Lors de cette réunion, les parties ont rappelé et réaffirmé l’esprit de coopération et de confiance mutuelle et sa poursuite et ont souligné la nécessité d’aborder les questions pertinentes dans une atmosphère constructive et exclusivement de manière technique, indique l’agence dans un communiqué.

«Dans le cadre de la coopération existante, les deux parties ont décidé de maintenir leurs interactions et réunions mutuelles aux niveaux pertinents. À cette fin, le vice-président et le chef de l’AEOI rencontreront le directeur général de l’AIEA en marge de la prochaine Conférence générale, et le directeur général de l’AIEA se rendra également à Téhéran dans un proche avenir pour tenir des consultations de haut niveau avec le gouvernement de la République islamique d’Iran dans le but de renforcer la coopération entre l’Iran et l’AIEA dans différents domaines et de discuter des questions actuelles d’intérêt commun.»

Les équipements identifiés par les inspecteurs de l’AIEA seront conservés sous les scellés communs de l’AIEA et de l’AEOI en République islamique d’Iran, ont convenu les parties, indique également le communiqué.
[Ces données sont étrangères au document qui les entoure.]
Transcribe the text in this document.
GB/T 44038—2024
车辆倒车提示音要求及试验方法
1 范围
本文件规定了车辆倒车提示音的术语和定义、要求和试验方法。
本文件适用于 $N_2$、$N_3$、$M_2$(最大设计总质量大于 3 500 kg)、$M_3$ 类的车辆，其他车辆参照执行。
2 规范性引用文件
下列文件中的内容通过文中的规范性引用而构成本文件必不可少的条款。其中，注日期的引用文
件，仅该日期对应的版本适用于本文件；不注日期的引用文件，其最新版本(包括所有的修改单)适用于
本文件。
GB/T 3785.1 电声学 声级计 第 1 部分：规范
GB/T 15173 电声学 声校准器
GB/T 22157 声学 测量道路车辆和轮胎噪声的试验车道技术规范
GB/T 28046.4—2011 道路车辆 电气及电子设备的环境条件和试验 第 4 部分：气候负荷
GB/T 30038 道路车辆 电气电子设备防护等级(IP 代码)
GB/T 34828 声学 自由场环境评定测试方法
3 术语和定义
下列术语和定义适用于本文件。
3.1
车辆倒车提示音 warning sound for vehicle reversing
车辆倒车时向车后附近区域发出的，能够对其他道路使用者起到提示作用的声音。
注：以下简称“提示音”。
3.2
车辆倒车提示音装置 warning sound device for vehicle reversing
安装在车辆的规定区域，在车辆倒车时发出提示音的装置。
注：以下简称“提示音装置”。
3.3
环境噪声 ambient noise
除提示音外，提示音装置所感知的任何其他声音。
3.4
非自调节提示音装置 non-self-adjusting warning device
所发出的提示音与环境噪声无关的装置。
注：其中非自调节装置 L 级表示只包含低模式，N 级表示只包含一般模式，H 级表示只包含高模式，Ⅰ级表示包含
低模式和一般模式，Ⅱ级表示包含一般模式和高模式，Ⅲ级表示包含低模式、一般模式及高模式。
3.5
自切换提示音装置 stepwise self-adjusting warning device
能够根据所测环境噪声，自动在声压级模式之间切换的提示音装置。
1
Rafael Grossi a effectué un voyage express à Téhéran, où il a pu renouer le contact après avoir dénoncé dans un rapport livré en début de semaine le manque de coopération de la République islamique.  

«D’ici quelques jours», les inspecteurs vont pouvoir accéder au matériel de surveillance sur les différents sites iraniens et s’assurer qu’il fonctionne correctement après plusieurs mois d’incertitude, a-t-il expliqué.  
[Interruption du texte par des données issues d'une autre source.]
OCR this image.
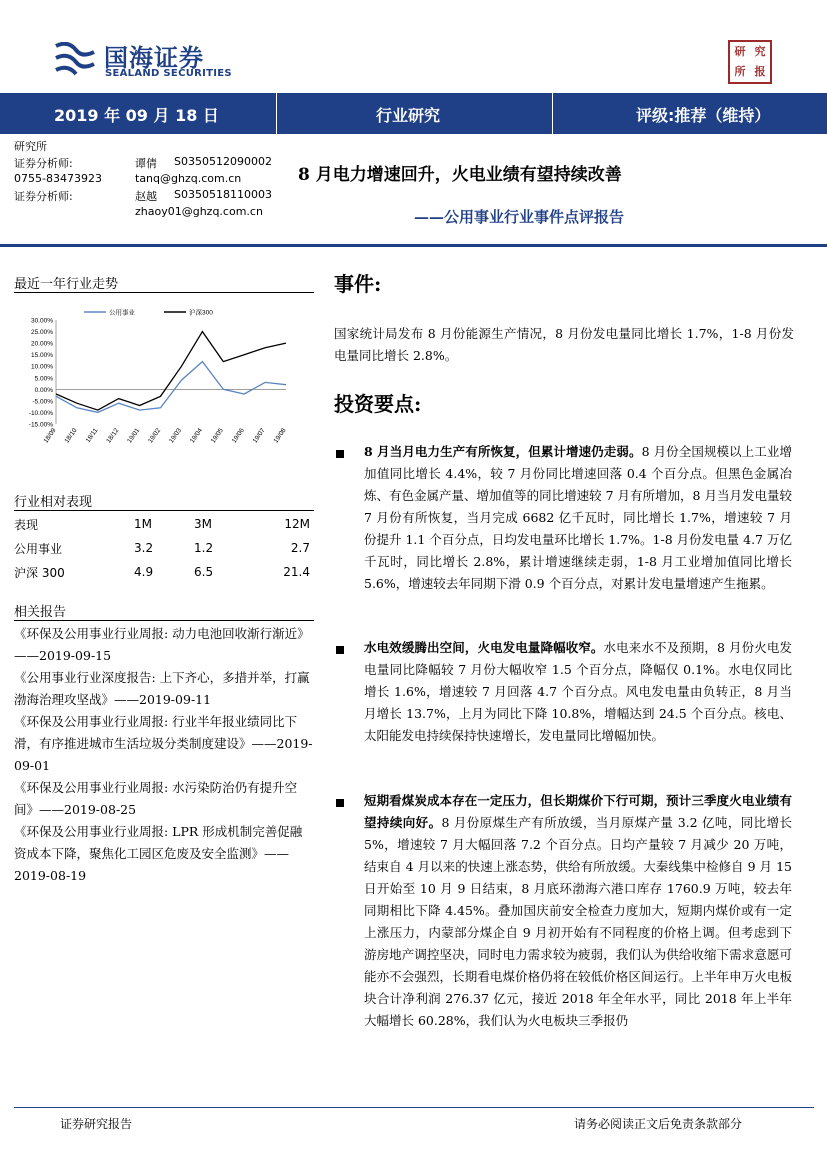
国海证券
SEALAND SECURITIES
研 究
所 报
2019 年 09 月 18 日	行业研究	评级:推荐（维持）
研究所
证券分析师:	谭倩 S0350512090002
0755-83473923	tanq@ghzq.com.cn
证券分析师:	赵越 S0350518110003
zhaoy01@ghzq.com.cn
8 月电力增速回升，火电业绩有望持续改善
——公用事业行业事件点评报告
最近一年行业走势
30.00%
25.00%
20.00%
15.00%
10.00%
5.00%
0.00%
-5.00%
-10.00%
-15.00%
18/09 18/10 18/11 18/12 19/01 19/02 19/03 19/04 19/05 19/06 19/07 19/08
公用事业	沪深300
行业相对表现
表现	1M	3M	12M
公用事业	3.2	1.2	2.7
沪深 300	4.9	6.5	21.4
相关报告
《环保及公用事业行业周报: 动力电池回收渐行渐近》——2019-09-15
《公用事业行业深度报告: 上下齐心，多措并举，打赢渤海治理攻坚战》——2019-09-11
《环保及公用事业行业周报: 行业半年报业绩同比下滑，有序推进城市生活垃圾分类制度建设》——2019-09-01
《环保及公用事业行业周报: 水污染防治仍有提升空间》——2019-08-25
《环保及公用事业行业周报: LPR 形成机制完善促融资成本下降，聚焦化工园区危废及安全监测》——2019-08-19
事件:
国家统计局发布 8 月份能源生产情况，8 月份发电量同比增长 1.7%，1-8 月份发电量同比增长 2.8%。
投资要点:
8 月当月电力生产有所恢复，但累计增速仍走弱。8 月份全国规模以上工业增加值同比增长 4.4%，较 7 月份同比增速回落 0.4 个百分点。但黑色金属冶炼、有色金属产量、增加值等的同比增速较 7 月有所增加，8 月当月发电量较 7 月份有所恢复，当月完成 6682 亿千瓦时，同比增长 1.7%，增速较 7 月份提升 1.1 个百分点，日均发电量环比增长 1.7%。1-8 月份发电量 4.7 万亿千瓦时，同比增长 2.8%，累计增速继续走弱，1-8 月工业增加值同比增长 5.6%，增速较去年同期下滑 0.9 个百分点，对累计发电量增速产生拖累。
水电效缓腾出空间，火电发电量降幅收窄。水电来水不及预期，8 月份火电发电量同比降幅较 7 月份大幅收窄 1.5 个百分点，降幅仅 0.1%。水电仅同比增长 1.6%，增速较 7 月回落 4.7 个百分点。风电发电量由负转正，8 月当月增长 13.7%，上月为同比下降 10.8%，增幅达到 24.5 个百分点。核电、太阳能发电持续保持快速增长，发电量同比增幅加快。
短期看煤炭成本存在一定压力，但长期煤价下行可期，预计三季度火电业绩有望持续向好。8 月份原煤生产有所放缓，当月原煤产量 3.2 亿吨，同比增长 5%，增速较 7 月大幅回落 7.2 个百分点。日均产量较 7 月减少 20 万吨，结束自 4 月以来的快速上涨态势，供给有所放缓。大秦线集中检修自 9 月 15 日开始至 10 月 9 日结束，8 月底环渤海六港口库存 1760.9 万吨，较去年同期相比下降 4.45%。叠加国庆前安全检查力度加大，短期内煤价或有一定上涨压力，内蒙部分煤企自 9 月初开始有不同程度的价格上调。但考虑到下游房地产调控坚决，同时电力需求较为疲弱，我们认为供给收缩下需求意愿可能亦不会强烈，长期看电煤价格仍将在较低价格区间运行。上半年申万火电板块合计净利润 276.37 亿元，接近 2018 年全年水平，同比 2018 年上半年大幅增长 60.28%，我们认为火电板块三季报仍
证券研究报告	请务必阅读正文后免责条款部分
L’Agence internationale de l’énergie atomique (AIEA), dont l’accès est fortement restreint depuis février, n’aura toujours pas , toutefois, accès dans l’immédiat aux données des caméras.

Mais « nous pourrons conserver toutes les informations nécessaires pour maintenir une continuité » dans la surveillance jusqu’à ce que les pourparlers de Vienne aboutissent, a souligné Rafael Grossi. «Il n’y aura pas d’interruption».

Il a cependant souligné qu’il ne saurait s’agir «d’une solution permanente», évoquant plutôt une «mesure pour donner du temps à la diplomatie».

Le directeur de l’AIEA a fourni « ces nouveaux éléments » au Conseil des gouverneurs, qui se réunit à partir de lundi dans la capitale autrichienne. «Je pense qu’ils vont peser» dans les discussions en cours, alors que planait la menace d’une résolution pour sanctionner l’Iran.